De Middelpolder is een gebied waarin ik ben opgegroeid, en het is mijn werk geworden. En het is een mooi gebied. Alleen ik vind het jammer dat er geen weg is naar het groene gebied, van het Noord-Hollands Landschap. Vroeger had je veel boeren hier, en nu geen meer, of misschien een. Met die boeren had je veel contact vroeger. Het onderhoud is minder geworden. Ik hou eigenlijk van netjes. Als je nou hier langs Amstel kijkt, en er komt een mooi bootje aan dan moet je op je tenen gaan staan, moet je eens kijken naar dat riet daar; ik vind een bosje riet mooi, maar niet wat ik daar zie. En het wordt

levensgevaarlijk, want dan moet je door een bocht heen, en dan zie je de auto’s niet meer aankomen. Als ik achter mijn rug kijk [vanaf de Amstel de Middelpolder in, MJ], dan zie ik veel brandnetels en distels in het landschap. Vroeger werd het onderhoud keurig netjes gedaan, dus dat is nieuw in het gebied.

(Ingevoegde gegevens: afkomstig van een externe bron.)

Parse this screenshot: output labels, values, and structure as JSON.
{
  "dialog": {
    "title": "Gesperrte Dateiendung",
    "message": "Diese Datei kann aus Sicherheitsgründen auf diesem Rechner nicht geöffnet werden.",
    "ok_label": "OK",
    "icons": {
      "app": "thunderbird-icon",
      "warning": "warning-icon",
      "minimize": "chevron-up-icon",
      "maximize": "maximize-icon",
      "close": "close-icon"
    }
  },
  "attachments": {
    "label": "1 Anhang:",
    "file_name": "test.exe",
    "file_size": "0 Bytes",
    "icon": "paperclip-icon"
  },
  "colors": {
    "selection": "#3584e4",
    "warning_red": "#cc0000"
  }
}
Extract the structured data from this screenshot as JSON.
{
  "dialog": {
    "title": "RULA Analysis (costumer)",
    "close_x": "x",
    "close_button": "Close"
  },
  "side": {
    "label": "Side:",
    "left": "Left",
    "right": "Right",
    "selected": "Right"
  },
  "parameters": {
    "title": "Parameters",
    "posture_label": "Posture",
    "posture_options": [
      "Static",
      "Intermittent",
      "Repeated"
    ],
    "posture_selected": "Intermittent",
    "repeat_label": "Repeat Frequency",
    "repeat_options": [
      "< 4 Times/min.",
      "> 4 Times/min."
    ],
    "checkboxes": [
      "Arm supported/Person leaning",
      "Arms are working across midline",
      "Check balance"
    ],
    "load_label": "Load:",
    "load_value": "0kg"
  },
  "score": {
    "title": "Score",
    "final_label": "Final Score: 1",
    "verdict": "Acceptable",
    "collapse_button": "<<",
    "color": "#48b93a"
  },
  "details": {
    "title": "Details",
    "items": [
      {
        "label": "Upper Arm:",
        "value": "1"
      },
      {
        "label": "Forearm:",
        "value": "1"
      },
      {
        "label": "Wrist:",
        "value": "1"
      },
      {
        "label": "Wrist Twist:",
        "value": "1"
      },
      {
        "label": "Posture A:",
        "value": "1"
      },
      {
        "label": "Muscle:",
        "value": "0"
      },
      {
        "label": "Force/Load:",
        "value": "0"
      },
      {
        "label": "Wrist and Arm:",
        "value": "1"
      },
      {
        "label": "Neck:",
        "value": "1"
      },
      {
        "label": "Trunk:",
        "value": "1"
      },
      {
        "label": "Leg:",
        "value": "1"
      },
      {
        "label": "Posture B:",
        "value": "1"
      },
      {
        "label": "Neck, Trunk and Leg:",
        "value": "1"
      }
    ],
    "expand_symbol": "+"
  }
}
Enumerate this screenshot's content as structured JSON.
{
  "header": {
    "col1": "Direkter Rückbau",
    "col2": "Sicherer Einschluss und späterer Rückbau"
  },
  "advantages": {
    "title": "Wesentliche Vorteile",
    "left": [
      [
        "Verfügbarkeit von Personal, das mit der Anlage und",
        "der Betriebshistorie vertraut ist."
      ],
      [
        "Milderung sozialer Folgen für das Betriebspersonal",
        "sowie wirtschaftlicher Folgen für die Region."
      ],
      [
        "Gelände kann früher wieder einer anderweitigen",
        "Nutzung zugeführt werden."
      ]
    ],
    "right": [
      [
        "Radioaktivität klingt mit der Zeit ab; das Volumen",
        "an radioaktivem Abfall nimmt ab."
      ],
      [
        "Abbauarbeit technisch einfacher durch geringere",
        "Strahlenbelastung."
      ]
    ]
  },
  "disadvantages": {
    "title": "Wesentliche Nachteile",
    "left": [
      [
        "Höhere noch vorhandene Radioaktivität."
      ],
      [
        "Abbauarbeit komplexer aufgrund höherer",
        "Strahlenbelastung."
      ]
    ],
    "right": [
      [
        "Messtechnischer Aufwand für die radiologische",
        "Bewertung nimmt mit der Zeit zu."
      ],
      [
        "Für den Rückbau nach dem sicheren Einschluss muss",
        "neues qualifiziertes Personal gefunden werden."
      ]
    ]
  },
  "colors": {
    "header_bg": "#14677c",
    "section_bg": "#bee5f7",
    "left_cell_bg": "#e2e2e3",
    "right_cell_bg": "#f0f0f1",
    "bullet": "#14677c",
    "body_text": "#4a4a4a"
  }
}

Er zijn nu fietspaden gekomen. We stappen nu ’s avonds op de fiets, vroeger moest je naar de buitenkant en dan kon je naar Amstelveen toe, en nu fiets je recht door het landschap heen. Maar ik zie liever die koeien erbij. Maar je word een dagje ouder. Nu kan ik de brug over naar de andere kant, dan fiets ik naar de Klein-Duivendrechtse polder, daar zitten de boeren, mooie fietspaden erdoor getrokken, je kan er tussendoor kronkelen, perfect. Wandelen die ik niet zoveel, want ik ben geopereerd. Het onderhoud van de dijken van de Amstel is in handen van de gemeente Amstelveen. Die hebben daar een bepaald budget voor, en besteden het dan uit aan een loonwerker. Ik vind dat het niet netjes gebeurt. Als je hierachter kijkt, de boeren zijn weg en nu staan er brandnetels en distels. Dan zeggen ze: dat is voor vlindertjes. Dan zeg ik: leuk en aardig, maar ik vind het niet mooi. Hoe een ander erover denkt: ja.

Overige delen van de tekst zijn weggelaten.